I do expect loyalty from a professional platform because we use this software to run our businesses, and have invested in the platform for 10 years. And yes, releasing the software in its current state with no communication or road map has caused great disturbance in our market. The FAQ this morning is a start, though it smells of damage control.
[Chris Kenny] “Again, this is extremely reminiscent of early OS X criticism. OS X also got bashed for having a UI that was supposedly oversimplified.”
Yes OSX was bare in it’s first incarnation, but an OS will always become robust over time, it mandatory by function as the hub for interacting with the system and delegating processes.
There is no mandate for FCPX to return to the functionality of legacy FCP. It is at the discretion of the maker. Apple could be content with an entirely different type, and broader base, of user. Additionally, a point already well hammered, Apple also allowed OS9 support for years afterwards, and held our hand with Rosetta. FCS3 was pulled last Tuesday and our 600 former projects are obsolete in the new platform.
JONATHAN DORTCH
BLACK WOLF CREATIVE -
Chris Kenny
June 29, 2011 at 4:34 pm[Jonathan Dortch] “You’re comparing a professional software platform to a phone?”
I’m looking at the realities of software development by comparing one software project an other software project.
[Jonathan Dortch] “And wasn’t MMS disabled as an appeasement to the AT&T for their already nervous bandwidth concerns? That’s the rumor I heard anyway.
“MMS isn’t all that bandwidth-intensive. Less so than e-mail, really, because it sends much lower quality media than you can attach to e-mail.

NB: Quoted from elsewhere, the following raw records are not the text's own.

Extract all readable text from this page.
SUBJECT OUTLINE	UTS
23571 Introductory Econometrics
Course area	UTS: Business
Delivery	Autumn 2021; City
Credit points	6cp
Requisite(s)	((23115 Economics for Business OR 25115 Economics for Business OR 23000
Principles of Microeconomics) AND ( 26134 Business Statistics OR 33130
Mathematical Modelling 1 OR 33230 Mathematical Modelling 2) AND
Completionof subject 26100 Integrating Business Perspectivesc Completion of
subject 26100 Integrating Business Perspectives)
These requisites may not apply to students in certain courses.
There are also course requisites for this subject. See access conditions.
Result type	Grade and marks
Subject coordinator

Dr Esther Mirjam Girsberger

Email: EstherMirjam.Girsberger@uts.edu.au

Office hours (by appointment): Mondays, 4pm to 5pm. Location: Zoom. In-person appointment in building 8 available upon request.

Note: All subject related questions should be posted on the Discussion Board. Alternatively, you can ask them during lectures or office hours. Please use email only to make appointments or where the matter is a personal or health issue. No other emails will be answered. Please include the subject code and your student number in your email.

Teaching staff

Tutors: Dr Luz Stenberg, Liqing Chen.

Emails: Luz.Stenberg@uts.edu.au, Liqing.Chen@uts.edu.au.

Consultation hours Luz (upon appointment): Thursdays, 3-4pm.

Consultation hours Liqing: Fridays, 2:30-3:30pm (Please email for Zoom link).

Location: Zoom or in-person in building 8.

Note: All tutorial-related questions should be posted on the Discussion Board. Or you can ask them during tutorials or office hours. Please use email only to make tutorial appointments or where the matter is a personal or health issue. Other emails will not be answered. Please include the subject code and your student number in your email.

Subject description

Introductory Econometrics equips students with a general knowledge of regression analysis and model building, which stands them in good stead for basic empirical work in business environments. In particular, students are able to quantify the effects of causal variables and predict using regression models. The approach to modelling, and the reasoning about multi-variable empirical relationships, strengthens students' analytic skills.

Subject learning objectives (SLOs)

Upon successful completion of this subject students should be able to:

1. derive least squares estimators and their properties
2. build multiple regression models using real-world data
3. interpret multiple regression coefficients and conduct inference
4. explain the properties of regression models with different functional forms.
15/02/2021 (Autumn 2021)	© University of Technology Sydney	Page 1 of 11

Anyway, there were probably a dozen missing features in the first version of iOS that conventional wisdom said were absolutely necessary, and that almost any other company would have waited to implement before shipping. Apple is very aggressive about shipping initial releases as soon as they have a minimum viable feature set, and as a consequence I don’t think it’s safe to predict their long-term market goals from their initial releases.
I mean, we’ve seen this already with FCP X, with people reading the fact that FCP X was an ‘island’ (in terms of providing access to sequence data to third-parties) as an indication that it was an exclusively consumer app, when it’s now clear from Apple’s timeline for releasing such support (“the next few weeks”) that they have been working on this and always intended to offer it.
[Jonathan Dortch] “I do expect loyalty from a professional platform because we use this software to run our businesses, and have invested in the platform for 10 years.”
We’re not talking about material loyalty here, though, only loyalty signals.
[Jonathan Dortch] “And yes, releasing the software in its current state with no communication or road map has caused great disturbance in our market.”
I entirely agree that Apple has not communicated effectively here.
[Jonathan Dortch] “Yes OSX was bare in it’s first incarnation, but an OS will always become robust over time, it mandatory by function as the hub for interacting with the system and delegating processes.”
There’s actually a bunch of hysteria in some circles that OS X will lose many of its advanced functions and merge with iOS….
[Jonathan Dortch] “There is no mandate for FCPX to return to the functionality of legacy FCP. It is at the discretion of the maker. Apple could be content with an entirely different type, and broader base, of user.”
The truth is, in terms of code size, the critical unique features that only pros require are not that complicated. XML export is simple compared with, say, the new rendering engine. It makes little market sense for Apple not to add the features this market requires, given the scope of the work.